The offices of Fletcher Recovery Group occupy a suite in an unassuming house on 24 Skillman St. in Roslyn, in a developing neighborhood still largely occupied by residential properties. The suite next door is a yoga studio.
It’s the kind of place that would be easy to miss on a drive-by, and easier still to receive no impression of the fact that the business has helped roughly 50,000 clients recover about $100 million total in unclaimed funds being held by the Office of the New York State Comptroller.
And no, it’s not a scam.
“The way the laws are structured now, anything from a giftcard to cryptocurrency to actual court-deposited funds can all end up at the state as unclaimed funds,” Howard Mintz, owner of Fletcher Recovery Group, told the Roslyn News. “If it has monetary value, they’re going to eventually find it and take custody of it.”
Unclaimed funds stem from many different sources, anything from pension benefits to unclaimed tax breaks to insurance payments to uncashed checks or lost stocks. Most of it winds up making its way into the care of state and federal agencies. A 2013 report found that about $58 billion in unclaimed funds were being held by government organizations nationwide—nearly $200 per person in the United States—and that number has only grown in the nearly seven years since.
New York in particular is holding a large amount of abandoned money, about $16 billion as of 2018 according to the state comptroller’s Office of Unclaimed Funds, due to both its large and wealthier-than-average population as well as the influence of New York City’s status as a financial Mecca.
“They have so much money in the comptroller’s office, and I don’t think they’re accounting for interest and capital appreciation in a lot of their accounts,” Mintz said. “They do an awesome job, they pay out about $400 million every year. But they’re taking in about $1 billion a year, they simply can’t keep up with it.”
For about a decade since its founding, Fletcher Recovery Group has acted as a middleman to help people around the country recover unclaimed funds. In that time, Mintz has grown used to the skepticism of would-be customers.
“There’s two main constants here,” Mintz said. “One is that there’s more and more unclaimed money going to the government every year, and the other is that people remain skeptical of that and our service. But it’s real.”

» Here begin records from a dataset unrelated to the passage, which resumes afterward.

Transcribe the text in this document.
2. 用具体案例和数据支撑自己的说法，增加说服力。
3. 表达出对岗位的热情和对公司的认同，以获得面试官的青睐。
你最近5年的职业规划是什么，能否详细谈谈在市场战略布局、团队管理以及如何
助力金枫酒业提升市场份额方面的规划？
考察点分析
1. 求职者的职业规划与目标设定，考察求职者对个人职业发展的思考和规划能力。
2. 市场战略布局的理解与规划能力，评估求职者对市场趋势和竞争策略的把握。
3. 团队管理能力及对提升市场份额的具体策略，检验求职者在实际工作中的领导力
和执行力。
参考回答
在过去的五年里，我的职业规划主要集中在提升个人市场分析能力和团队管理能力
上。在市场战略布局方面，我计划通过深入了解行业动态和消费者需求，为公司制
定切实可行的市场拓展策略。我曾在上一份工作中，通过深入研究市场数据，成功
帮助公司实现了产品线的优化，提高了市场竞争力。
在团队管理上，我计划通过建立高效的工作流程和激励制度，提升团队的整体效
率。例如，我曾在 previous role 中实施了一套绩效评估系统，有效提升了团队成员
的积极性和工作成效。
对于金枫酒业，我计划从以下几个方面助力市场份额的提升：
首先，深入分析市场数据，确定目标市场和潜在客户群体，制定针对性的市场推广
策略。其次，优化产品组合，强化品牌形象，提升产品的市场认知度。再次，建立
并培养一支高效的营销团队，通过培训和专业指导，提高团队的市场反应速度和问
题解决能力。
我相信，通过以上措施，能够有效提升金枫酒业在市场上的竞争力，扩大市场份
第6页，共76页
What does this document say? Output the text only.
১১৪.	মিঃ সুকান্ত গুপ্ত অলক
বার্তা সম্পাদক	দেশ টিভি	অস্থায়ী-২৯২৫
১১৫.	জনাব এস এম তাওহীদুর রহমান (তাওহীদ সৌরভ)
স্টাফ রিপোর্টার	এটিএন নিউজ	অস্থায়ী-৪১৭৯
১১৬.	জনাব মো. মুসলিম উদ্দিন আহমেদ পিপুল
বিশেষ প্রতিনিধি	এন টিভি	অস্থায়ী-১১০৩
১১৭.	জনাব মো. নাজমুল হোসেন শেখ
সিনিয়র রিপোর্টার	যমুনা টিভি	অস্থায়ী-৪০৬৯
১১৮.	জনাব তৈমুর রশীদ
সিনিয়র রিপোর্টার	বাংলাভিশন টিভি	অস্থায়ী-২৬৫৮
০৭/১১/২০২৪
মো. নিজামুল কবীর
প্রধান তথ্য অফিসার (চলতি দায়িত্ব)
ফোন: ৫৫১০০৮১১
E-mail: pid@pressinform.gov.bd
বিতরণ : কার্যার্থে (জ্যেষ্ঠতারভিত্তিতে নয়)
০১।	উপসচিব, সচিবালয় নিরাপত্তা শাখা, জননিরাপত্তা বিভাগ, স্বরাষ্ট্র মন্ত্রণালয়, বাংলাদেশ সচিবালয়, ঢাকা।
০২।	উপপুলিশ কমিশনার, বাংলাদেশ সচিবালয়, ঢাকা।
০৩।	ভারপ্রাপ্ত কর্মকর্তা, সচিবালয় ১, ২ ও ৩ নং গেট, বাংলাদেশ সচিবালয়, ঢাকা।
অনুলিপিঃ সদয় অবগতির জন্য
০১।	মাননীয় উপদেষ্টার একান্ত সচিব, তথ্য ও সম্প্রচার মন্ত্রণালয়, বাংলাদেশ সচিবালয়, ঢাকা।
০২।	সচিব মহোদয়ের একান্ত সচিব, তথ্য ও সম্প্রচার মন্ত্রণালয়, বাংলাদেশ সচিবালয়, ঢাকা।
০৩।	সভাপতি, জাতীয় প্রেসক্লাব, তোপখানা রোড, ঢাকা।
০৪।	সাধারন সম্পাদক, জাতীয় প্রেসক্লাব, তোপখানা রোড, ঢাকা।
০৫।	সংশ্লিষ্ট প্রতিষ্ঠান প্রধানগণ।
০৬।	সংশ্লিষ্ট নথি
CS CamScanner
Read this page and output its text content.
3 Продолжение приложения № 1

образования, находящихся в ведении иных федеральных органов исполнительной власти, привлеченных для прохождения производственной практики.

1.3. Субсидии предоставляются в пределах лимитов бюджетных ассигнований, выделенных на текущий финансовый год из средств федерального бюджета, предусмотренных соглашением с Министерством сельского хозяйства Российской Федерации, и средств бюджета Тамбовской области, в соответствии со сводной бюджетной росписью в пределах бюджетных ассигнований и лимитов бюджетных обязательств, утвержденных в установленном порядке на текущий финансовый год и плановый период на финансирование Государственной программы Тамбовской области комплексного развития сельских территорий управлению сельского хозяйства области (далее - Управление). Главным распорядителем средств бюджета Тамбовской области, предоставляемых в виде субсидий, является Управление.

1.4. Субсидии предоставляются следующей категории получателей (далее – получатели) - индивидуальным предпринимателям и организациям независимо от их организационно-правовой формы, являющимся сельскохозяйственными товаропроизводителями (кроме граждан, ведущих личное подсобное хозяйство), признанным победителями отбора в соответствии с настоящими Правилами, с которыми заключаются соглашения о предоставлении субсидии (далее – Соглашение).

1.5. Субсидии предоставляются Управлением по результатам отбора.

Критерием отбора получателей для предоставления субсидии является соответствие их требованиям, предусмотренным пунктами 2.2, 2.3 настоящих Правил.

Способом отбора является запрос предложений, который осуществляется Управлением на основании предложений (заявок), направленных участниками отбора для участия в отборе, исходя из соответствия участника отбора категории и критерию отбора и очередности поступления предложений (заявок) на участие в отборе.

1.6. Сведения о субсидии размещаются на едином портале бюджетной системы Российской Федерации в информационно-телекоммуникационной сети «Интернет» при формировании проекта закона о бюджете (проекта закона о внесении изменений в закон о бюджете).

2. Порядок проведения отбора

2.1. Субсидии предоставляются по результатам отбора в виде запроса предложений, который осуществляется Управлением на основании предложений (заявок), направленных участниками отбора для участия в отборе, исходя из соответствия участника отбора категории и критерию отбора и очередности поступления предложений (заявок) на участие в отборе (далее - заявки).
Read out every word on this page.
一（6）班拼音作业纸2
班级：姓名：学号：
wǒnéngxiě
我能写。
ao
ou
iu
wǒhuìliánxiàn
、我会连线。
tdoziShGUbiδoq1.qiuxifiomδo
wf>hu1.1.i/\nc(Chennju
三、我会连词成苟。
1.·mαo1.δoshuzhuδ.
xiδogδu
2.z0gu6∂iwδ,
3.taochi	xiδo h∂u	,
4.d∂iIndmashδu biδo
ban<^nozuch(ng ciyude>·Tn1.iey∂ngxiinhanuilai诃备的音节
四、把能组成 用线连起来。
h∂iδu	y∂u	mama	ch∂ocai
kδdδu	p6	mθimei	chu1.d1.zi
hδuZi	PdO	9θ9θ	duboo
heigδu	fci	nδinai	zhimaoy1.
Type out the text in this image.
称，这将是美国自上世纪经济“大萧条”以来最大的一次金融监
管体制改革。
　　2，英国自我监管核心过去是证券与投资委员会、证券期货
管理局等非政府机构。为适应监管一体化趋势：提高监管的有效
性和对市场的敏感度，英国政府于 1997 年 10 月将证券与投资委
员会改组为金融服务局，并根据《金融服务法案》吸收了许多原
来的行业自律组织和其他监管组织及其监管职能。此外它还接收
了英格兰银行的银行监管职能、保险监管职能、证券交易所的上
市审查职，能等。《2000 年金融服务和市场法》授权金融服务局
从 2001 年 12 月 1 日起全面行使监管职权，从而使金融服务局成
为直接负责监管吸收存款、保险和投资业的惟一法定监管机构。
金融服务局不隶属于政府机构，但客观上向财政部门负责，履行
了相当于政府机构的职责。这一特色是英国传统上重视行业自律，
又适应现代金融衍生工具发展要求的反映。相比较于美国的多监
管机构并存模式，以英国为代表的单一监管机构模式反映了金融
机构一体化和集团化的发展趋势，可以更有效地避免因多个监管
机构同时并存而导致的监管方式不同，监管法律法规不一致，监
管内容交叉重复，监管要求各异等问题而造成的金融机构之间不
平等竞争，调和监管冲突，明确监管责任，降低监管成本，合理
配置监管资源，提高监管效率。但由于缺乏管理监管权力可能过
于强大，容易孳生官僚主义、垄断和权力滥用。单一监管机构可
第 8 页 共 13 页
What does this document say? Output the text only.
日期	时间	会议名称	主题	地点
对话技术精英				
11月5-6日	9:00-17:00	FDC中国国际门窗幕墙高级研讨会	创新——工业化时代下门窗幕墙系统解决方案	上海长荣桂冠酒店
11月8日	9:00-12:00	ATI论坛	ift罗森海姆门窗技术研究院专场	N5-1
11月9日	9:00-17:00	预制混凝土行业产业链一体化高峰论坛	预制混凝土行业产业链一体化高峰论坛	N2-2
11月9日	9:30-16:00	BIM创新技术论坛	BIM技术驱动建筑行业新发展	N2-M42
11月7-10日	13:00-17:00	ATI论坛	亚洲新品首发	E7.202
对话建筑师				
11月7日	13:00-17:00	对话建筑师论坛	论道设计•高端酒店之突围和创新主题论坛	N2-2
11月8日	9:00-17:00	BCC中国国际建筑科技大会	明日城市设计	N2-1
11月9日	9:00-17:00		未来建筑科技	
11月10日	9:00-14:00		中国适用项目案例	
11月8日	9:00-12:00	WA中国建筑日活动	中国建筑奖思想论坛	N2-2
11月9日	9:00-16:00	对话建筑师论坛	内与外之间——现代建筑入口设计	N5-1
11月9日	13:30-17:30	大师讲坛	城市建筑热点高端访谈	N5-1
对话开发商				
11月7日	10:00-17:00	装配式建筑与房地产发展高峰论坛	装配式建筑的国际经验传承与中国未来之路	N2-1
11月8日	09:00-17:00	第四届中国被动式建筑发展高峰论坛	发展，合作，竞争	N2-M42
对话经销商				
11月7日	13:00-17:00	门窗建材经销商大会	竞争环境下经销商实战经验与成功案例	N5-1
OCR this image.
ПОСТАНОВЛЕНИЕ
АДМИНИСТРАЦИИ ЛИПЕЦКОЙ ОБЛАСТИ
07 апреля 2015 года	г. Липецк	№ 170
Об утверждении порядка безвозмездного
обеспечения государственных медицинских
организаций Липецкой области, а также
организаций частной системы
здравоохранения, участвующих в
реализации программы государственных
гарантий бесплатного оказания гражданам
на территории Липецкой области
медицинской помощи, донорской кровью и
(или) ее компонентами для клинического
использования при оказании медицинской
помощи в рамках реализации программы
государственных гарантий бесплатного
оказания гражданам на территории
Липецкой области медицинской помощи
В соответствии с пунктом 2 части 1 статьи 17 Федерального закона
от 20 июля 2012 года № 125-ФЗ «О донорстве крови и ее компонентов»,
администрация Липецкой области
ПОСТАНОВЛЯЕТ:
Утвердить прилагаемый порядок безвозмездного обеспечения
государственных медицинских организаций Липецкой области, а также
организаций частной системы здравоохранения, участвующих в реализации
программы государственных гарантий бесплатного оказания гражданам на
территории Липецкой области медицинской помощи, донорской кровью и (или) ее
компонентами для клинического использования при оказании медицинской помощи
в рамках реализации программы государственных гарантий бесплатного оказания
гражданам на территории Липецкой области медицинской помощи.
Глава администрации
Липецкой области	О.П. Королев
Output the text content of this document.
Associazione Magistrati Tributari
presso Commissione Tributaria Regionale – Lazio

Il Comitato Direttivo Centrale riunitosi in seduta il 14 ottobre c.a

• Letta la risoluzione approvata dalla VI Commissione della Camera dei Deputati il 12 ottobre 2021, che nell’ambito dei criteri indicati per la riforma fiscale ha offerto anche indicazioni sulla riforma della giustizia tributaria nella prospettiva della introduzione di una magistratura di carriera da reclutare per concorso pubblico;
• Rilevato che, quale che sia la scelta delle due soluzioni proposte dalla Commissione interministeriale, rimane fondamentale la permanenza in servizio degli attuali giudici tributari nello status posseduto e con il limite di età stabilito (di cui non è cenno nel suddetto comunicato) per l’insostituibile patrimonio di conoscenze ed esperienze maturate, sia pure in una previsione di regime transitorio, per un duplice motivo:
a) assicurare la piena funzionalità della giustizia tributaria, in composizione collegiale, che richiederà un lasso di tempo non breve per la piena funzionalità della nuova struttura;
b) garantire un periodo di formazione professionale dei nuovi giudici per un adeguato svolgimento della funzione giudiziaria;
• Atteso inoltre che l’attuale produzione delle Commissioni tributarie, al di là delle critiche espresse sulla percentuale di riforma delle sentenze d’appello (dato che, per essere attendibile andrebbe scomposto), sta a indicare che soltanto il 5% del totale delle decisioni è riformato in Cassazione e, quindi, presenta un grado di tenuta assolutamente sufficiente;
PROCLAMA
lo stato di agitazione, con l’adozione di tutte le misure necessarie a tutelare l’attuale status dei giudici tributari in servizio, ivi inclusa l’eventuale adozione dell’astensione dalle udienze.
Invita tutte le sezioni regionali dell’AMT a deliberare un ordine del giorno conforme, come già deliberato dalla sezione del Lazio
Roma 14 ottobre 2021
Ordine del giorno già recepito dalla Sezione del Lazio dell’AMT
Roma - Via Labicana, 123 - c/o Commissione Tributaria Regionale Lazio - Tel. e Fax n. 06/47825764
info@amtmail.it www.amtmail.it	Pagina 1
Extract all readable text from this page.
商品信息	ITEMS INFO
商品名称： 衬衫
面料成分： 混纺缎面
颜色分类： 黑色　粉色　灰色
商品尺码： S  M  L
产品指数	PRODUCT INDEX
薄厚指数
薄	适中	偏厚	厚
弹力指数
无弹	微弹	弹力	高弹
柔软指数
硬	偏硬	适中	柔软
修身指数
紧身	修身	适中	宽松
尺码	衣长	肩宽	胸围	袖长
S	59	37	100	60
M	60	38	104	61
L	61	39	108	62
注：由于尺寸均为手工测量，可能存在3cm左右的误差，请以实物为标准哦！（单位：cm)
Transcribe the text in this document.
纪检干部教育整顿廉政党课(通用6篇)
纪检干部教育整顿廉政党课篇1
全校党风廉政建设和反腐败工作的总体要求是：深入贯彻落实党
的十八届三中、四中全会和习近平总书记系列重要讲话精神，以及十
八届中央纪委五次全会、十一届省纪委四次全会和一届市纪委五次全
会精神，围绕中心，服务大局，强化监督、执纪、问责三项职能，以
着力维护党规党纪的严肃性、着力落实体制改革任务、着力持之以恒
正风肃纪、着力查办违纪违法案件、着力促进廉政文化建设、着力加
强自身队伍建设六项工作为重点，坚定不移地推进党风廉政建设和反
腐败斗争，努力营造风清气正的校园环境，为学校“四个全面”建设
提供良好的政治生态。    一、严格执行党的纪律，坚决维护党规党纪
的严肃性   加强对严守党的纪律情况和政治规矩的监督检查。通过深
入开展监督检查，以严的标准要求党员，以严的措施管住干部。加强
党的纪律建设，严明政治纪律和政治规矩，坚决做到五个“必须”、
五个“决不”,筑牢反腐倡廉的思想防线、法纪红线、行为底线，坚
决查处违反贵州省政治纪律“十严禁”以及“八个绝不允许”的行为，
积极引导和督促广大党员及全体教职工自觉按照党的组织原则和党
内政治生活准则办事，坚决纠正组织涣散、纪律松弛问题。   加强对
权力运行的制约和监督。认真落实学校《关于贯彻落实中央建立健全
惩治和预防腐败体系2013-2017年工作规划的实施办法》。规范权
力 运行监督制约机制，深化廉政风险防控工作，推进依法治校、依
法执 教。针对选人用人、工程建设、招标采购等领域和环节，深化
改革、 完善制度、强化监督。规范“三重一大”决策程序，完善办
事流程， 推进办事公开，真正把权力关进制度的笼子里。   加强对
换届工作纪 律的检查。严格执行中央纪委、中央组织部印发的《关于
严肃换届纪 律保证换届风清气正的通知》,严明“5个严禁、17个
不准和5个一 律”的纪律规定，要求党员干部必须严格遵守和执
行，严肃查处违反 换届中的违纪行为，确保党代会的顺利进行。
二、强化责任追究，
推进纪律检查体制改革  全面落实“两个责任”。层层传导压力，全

To advance their own efforts, Fletcher recently started a website, www.unclaimedfunds.com, to help expedite the process. Anybody can visit the website, type in their name and find out if the government is holding money they’re owed. From there, recovering the money is a matter of filling out a handful of documents Fletcher sends to the state. In the end, the company takes 15 percent of the recovered funds as compensation, a number determined by state law.
Anybody can reach out to the state comptroller themselves to try and retrieve any money they’re due without using an intermediary, but that process can be time-consuming and arduous. Mintz’s company, he said, exists to make that ordeal more convenient.
“We’re trying to break that barrier,” Mintz said. “We’re trying to educate so that people are aware that this exists. And then we’re trying to help people get the money, and turn a profit while doing so, but it’s tough for sure.”
For anybody still skeptical of the organization, Mintz encouraged them to look into the issue themselves.
“The best way to legitimize what you do is not to ask for any money upfront, and only take a percentage of what you recover,” Mintz said. “With everything going on these days, you’re right to have your guard up. I would say look into it, do your own research and you’ll be pleasantly surprised.”